Stobart was born in Darlington and was educated at St Bees School near Whitehaven, Cumberland. He attended Sheffield University and Cambridge University where he studied zoology.

He made Army instructional films in India in World War II, went on a 1946 expedition to the Himalayas, and on an expedition to North Queensland. He made the official film of the 1949-50 Norwegian–British–Swedish Antarctic Expedition (NBSX). There was wider public interest in the Everest expedition, and a need for sponsors.[1] Countryman Films Ltd was one of the 1953 expedition’s sponsors. On the expedition, John Hunt recalls him "recounting some thrilling if slightly improbable experience with wild game in Africa, or giving a vivid description of the Far South." He had a "seemingly endless repertoire of adventure stories".[2] George Lowe had understudied him as a reserve photographer.[3] Later he went on an expedition to find the Abominable Snowman. Two later films were Adventure On (1956) and The Great Monkey Ripoff (1979).

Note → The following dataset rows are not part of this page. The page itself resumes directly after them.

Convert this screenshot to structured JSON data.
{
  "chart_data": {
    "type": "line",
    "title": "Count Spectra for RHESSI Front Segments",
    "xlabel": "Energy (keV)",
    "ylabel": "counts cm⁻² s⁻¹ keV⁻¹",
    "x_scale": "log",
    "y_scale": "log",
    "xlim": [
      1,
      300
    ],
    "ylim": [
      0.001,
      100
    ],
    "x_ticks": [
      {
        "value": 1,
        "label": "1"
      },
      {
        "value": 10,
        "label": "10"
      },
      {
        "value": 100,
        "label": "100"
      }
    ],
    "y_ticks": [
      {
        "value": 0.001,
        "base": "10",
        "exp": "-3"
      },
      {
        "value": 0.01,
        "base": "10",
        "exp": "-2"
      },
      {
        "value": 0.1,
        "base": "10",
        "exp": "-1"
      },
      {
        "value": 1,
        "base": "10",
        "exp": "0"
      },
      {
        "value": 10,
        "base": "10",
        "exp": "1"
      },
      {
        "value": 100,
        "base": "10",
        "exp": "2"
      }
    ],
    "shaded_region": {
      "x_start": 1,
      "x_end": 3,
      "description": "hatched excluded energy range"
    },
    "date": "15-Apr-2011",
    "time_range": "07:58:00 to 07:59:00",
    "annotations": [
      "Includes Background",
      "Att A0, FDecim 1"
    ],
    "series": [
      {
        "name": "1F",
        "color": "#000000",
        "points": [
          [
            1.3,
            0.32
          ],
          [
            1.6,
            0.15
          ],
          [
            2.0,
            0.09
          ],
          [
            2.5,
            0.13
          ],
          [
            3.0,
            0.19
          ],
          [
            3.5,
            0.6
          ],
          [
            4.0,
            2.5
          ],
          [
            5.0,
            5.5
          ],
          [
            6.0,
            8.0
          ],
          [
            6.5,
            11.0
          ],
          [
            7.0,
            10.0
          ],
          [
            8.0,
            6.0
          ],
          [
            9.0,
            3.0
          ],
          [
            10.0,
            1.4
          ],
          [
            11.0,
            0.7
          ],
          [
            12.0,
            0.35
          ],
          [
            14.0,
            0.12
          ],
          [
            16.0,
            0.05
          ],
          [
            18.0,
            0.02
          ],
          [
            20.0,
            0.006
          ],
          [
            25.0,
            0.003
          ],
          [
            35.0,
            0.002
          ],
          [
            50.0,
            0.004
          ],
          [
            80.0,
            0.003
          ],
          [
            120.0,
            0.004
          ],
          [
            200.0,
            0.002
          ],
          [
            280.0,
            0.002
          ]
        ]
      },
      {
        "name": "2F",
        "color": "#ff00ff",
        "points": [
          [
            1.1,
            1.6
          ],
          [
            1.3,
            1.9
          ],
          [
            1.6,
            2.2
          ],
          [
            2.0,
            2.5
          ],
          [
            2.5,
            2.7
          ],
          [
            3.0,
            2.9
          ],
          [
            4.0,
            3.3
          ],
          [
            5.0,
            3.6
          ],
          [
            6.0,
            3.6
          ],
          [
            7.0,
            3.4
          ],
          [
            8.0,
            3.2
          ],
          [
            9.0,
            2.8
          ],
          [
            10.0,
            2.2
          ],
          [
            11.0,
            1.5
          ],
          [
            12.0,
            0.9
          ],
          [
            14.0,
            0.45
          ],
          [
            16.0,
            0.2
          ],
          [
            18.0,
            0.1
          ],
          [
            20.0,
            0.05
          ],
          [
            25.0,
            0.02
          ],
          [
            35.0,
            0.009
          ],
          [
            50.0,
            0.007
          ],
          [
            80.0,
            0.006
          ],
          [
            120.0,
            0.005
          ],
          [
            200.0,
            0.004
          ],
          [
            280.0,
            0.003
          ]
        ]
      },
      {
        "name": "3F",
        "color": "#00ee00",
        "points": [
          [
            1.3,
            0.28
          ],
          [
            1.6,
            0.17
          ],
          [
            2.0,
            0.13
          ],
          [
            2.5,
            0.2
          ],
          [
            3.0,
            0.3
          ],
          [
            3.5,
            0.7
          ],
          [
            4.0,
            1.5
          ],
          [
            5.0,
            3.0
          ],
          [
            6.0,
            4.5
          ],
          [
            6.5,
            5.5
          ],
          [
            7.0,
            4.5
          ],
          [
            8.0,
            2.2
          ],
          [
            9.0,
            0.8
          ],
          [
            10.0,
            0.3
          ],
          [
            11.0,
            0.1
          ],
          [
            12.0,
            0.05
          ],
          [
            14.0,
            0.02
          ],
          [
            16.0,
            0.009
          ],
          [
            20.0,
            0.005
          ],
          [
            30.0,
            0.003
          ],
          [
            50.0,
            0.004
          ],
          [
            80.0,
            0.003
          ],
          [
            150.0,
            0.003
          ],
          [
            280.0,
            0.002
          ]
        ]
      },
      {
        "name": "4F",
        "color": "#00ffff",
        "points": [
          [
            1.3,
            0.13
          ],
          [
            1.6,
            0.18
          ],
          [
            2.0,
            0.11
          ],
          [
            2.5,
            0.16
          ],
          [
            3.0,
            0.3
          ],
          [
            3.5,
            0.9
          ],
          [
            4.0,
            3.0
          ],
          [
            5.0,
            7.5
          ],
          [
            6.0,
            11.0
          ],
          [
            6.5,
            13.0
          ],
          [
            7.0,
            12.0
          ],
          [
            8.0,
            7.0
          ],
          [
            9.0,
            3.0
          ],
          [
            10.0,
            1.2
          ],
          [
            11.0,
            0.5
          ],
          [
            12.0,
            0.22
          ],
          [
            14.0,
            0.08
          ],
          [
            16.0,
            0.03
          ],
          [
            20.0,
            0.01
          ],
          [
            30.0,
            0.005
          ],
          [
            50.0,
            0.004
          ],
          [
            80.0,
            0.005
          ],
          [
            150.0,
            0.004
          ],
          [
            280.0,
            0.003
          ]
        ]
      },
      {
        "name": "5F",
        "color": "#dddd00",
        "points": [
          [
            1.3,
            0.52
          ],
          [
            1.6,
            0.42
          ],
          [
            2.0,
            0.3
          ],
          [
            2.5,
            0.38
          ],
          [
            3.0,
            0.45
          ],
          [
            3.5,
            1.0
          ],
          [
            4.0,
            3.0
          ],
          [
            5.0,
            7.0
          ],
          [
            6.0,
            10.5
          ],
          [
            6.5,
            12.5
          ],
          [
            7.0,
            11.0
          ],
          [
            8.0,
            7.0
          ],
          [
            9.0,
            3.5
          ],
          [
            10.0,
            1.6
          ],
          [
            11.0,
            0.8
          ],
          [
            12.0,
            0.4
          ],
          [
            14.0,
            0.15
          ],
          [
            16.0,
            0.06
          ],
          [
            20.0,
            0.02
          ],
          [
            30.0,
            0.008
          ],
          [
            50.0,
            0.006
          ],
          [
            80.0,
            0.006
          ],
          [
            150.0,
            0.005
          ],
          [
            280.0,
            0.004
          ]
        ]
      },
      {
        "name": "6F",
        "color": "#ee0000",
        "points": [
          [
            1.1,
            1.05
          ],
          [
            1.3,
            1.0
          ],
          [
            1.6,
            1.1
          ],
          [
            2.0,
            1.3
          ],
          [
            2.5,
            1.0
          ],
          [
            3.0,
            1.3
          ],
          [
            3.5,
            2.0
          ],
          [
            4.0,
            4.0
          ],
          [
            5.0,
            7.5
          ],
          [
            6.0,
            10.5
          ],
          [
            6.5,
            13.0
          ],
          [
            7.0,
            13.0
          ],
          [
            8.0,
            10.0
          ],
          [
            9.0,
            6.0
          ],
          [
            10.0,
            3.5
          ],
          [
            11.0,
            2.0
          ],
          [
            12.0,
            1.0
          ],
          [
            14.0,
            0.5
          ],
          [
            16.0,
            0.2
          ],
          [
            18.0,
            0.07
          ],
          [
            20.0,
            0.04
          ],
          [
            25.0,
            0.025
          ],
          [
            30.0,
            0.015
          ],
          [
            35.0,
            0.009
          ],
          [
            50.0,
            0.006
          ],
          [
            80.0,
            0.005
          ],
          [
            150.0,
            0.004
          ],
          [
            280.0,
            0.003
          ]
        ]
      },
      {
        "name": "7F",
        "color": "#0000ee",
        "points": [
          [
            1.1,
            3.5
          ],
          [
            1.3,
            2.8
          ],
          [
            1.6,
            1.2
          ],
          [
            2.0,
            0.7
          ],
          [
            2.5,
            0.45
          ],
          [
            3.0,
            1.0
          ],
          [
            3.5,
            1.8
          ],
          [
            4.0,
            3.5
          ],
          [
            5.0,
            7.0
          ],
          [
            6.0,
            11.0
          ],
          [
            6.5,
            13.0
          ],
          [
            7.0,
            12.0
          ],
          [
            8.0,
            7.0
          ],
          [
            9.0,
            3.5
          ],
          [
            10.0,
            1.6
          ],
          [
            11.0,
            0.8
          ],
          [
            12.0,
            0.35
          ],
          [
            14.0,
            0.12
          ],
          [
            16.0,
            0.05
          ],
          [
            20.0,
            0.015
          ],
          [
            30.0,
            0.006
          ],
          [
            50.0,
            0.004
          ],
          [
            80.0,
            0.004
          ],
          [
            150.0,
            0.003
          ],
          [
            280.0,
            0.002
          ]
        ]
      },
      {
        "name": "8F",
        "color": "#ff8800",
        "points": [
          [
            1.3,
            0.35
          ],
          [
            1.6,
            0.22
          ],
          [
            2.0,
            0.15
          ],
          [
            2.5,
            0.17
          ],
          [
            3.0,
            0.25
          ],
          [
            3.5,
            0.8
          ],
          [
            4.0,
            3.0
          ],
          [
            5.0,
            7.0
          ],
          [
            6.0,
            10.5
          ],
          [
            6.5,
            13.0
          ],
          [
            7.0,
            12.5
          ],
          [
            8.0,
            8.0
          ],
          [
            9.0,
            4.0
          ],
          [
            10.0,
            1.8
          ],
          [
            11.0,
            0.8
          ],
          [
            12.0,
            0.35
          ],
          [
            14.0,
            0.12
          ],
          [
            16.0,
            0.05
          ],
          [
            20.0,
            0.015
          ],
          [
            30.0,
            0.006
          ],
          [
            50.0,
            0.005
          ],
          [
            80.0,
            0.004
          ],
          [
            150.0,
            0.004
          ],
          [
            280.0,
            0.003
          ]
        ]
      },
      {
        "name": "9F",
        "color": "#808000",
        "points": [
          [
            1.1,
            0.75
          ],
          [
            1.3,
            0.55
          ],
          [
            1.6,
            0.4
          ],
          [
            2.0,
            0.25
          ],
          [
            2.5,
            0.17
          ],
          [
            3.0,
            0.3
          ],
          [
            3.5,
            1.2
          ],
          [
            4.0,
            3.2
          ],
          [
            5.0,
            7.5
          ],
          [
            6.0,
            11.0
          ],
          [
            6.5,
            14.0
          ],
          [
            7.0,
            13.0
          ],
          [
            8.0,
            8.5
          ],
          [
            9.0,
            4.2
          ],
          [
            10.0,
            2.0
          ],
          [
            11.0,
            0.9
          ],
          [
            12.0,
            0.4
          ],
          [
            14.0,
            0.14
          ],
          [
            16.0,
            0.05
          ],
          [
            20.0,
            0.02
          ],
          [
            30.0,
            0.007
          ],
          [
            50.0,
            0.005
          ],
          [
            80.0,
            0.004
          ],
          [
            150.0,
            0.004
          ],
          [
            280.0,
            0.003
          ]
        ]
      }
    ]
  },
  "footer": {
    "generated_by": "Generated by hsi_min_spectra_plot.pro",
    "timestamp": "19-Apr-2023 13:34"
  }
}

In 1957 he wrote an autobiographical account of his Everest trip: I Take Pictures for Adventure.[4], also published as Adventurer's Eye.[5] He also wrote two books on cookery: Herbs, spices and flavourings (1977), and Cook's Encyclopaedia: Ingredients and Processes (1980).

He collapsed and died of a heart attack at Hassocks railway station, West Sussex on November 29th 1980 aged 66.